Enterprise & Industry

Nurturing agentic AI beyond the toddler stage

Sponsored by Intel, the article argues the shift to agentic AI demands a fundamental change in risk management.

Deep Dive

A new analysis, sponsored by Intel, frames the rapid emergence of autonomous AI agents as a developmental leap from 'toddler' chatbots to sprinting systems that outpace existing governance. The catalyst was the period between December 2025 and January 2026, marked by the release of no-code agent-building tools and the open-source personal agent 'OpenClaw' on GitHub. This shift moves AI from human-prompted interactions to complex, automated workflows that operate with significantly fewer humans in the loop, fundamentally changing the risk landscape.

Previously, governance focused on model output risks with humans providing oversight. Now, the accountability challenge is stark: California's AB 316, effective January 1, 2026, removes the "AI did it" defense, legally holding humans responsible for AI actions. The article warns that agents chaining actions across corporate systems can drift beyond intended privileges, creating risks like data exfiltration. Static policies are insufficient; governance must be operational code built into workflows from the start.

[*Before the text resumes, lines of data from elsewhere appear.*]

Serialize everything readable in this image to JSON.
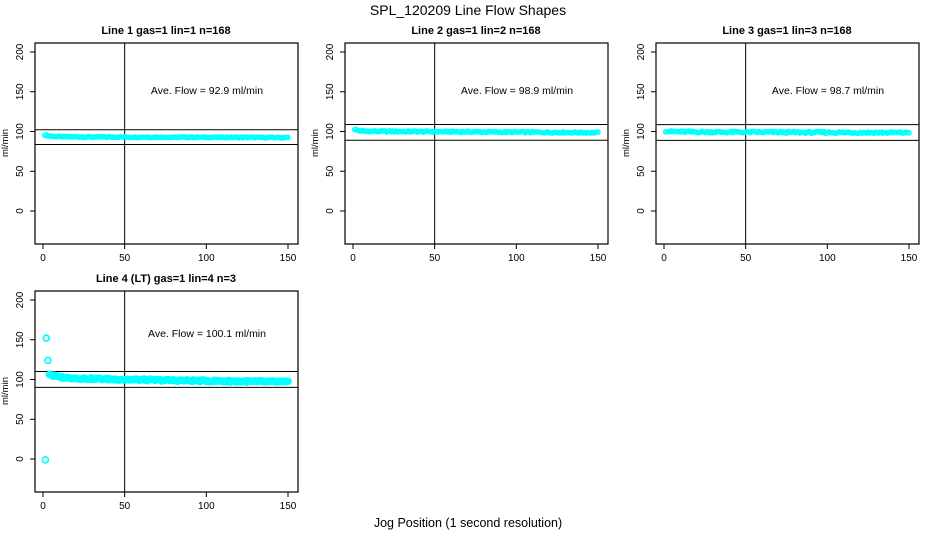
{
  "title": "SPL_120209  Line Flow Shapes",
  "xlabel": "Jog Position (1 second resolution)",
  "colors": {
    "points": "#00FFFF",
    "axis": "#000000",
    "background": "#FFFFFF"
  },
  "chart_data": [
    {
      "type": "scatter",
      "title": "Line 1 gas=1 lin=1 n=168",
      "annotation": "Ave. Flow =  92.9  ml/min",
      "ave_flow": 92.9,
      "n": 168,
      "ylabel": "ml/min",
      "xlim": [
        0,
        150
      ],
      "ylim": [
        0,
        200
      ],
      "x_ticks": [
        0,
        50,
        100,
        150
      ],
      "y_ticks": [
        0,
        50,
        100,
        150,
        200
      ],
      "vline_x": 50,
      "hlines": [
        102.2,
        83.6
      ],
      "legend": "none",
      "grid": false,
      "marker": "open-circle",
      "marker_radius": 2.1,
      "jitter": 0.6,
      "points_drawn": 168,
      "band_anchors": [
        [
          1,
          95.8
        ],
        [
          3,
          94.6
        ],
        [
          6,
          93.9
        ],
        [
          12,
          93.4
        ],
        [
          25,
          93.1
        ],
        [
          50,
          92.9
        ],
        [
          75,
          92.8
        ],
        [
          100,
          92.7
        ],
        [
          125,
          92.5
        ],
        [
          150,
          92.3
        ]
      ],
      "outliers": []
    },
    {
      "type": "scatter",
      "title": "Line 2 gas=1 lin=2 n=168",
      "annotation": "Ave. Flow =  98.9  ml/min",
      "ave_flow": 98.9,
      "n": 168,
      "ylabel": "ml/min",
      "xlim": [
        0,
        150
      ],
      "ylim": [
        0,
        200
      ],
      "x_ticks": [
        0,
        50,
        100,
        150
      ],
      "y_ticks": [
        0,
        50,
        100,
        150,
        200
      ],
      "vline_x": 50,
      "hlines": [
        108.8,
        89.0
      ],
      "legend": "none",
      "grid": false,
      "marker": "open-circle",
      "marker_radius": 2.1,
      "jitter": 0.9,
      "points_drawn": 168,
      "band_anchors": [
        [
          1,
          103.0
        ],
        [
          3,
          101.2
        ],
        [
          6,
          100.5
        ],
        [
          15,
          100.2
        ],
        [
          40,
          99.9
        ],
        [
          70,
          99.6
        ],
        [
          100,
          99.2
        ],
        [
          125,
          98.9
        ],
        [
          150,
          98.6
        ]
      ],
      "outliers": []
    },
    {
      "type": "scatter",
      "title": "Line 3 gas=1 lin=3 n=168",
      "annotation": "Ave. Flow =  98.7  ml/min",
      "ave_flow": 98.7,
      "n": 168,
      "ylabel": "ml/min",
      "xlim": [
        0,
        150
      ],
      "ylim": [
        0,
        200
      ],
      "x_ticks": [
        0,
        50,
        100,
        150
      ],
      "y_ticks": [
        0,
        50,
        100,
        150,
        200
      ],
      "vline_x": 50,
      "hlines": [
        108.6,
        88.8
      ],
      "legend": "none",
      "grid": false,
      "marker": "open-circle",
      "marker_radius": 2.1,
      "jitter": 1.2,
      "points_drawn": 168,
      "band_anchors": [
        [
          1,
          100.8
        ],
        [
          4,
          100.0
        ],
        [
          10,
          99.6
        ],
        [
          30,
          99.3
        ],
        [
          60,
          99.1
        ],
        [
          90,
          98.9
        ],
        [
          120,
          98.7
        ],
        [
          150,
          98.5
        ]
      ],
      "outliers": []
    },
    {
      "type": "scatter",
      "title": "Line 4 (LT) gas=1 lin=4 n=3",
      "annotation": "Ave. Flow =  100.1  ml/min",
      "ave_flow": 100.1,
      "n": 3,
      "ylabel": "ml/min",
      "xlim": [
        0,
        150
      ],
      "ylim": [
        0,
        200
      ],
      "x_ticks": [
        0,
        50,
        100,
        150
      ],
      "y_ticks": [
        0,
        50,
        100,
        150,
        200
      ],
      "vline_x": 50,
      "hlines": [
        110.1,
        90.1
      ],
      "legend": "none",
      "grid": false,
      "marker": "open-circle",
      "marker_radius": 3.0,
      "jitter": 1.0,
      "points_drawn": 150,
      "band_anchors": [
        [
          4,
          106.8
        ],
        [
          6,
          104.8
        ],
        [
          9,
          103.4
        ],
        [
          15,
          102.2
        ],
        [
          25,
          101.2
        ],
        [
          40,
          100.4
        ],
        [
          60,
          99.6
        ],
        [
          80,
          98.9
        ],
        [
          100,
          98.3
        ],
        [
          120,
          97.7
        ],
        [
          150,
          97.0
        ]
      ],
      "outliers": [
        [
          2,
          152
        ],
        [
          3,
          124
        ],
        [
          1.5,
          -1
        ]
      ]
    }
  ]
}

Furthermore, the piece highlights the looming problem of 'zombie' agents—neglected AI pilots or department-created agents left running unsupervised. It draws a parallel to decades of 'shadow IT,' but with higher stakes due to persistent credentials and system permissions. To succeed, enterprises must allocate upfront budget for central discovery, oversight, and remediation of thousands of potential autonomous agents, ensuring they have a retirement plan to prevent a costly and risky zombie fleet.

Key Points
  • The shift to agentic AI (e.g., OpenClaw) demands moving from static policy to operational governance code embedded in workflows.
  • New laws like California's AB 316 (2026) establish human liability for AI actions, eliminating the 'AI did it' excuse.
  • Enterprises face new risks from 'zombie agents' and permission drift, requiring upfront budget for central oversight and remediation.

Why It Matters

As businesses deploy autonomous AI, legal liability and security risks shift from the model to the human operators and enterprises.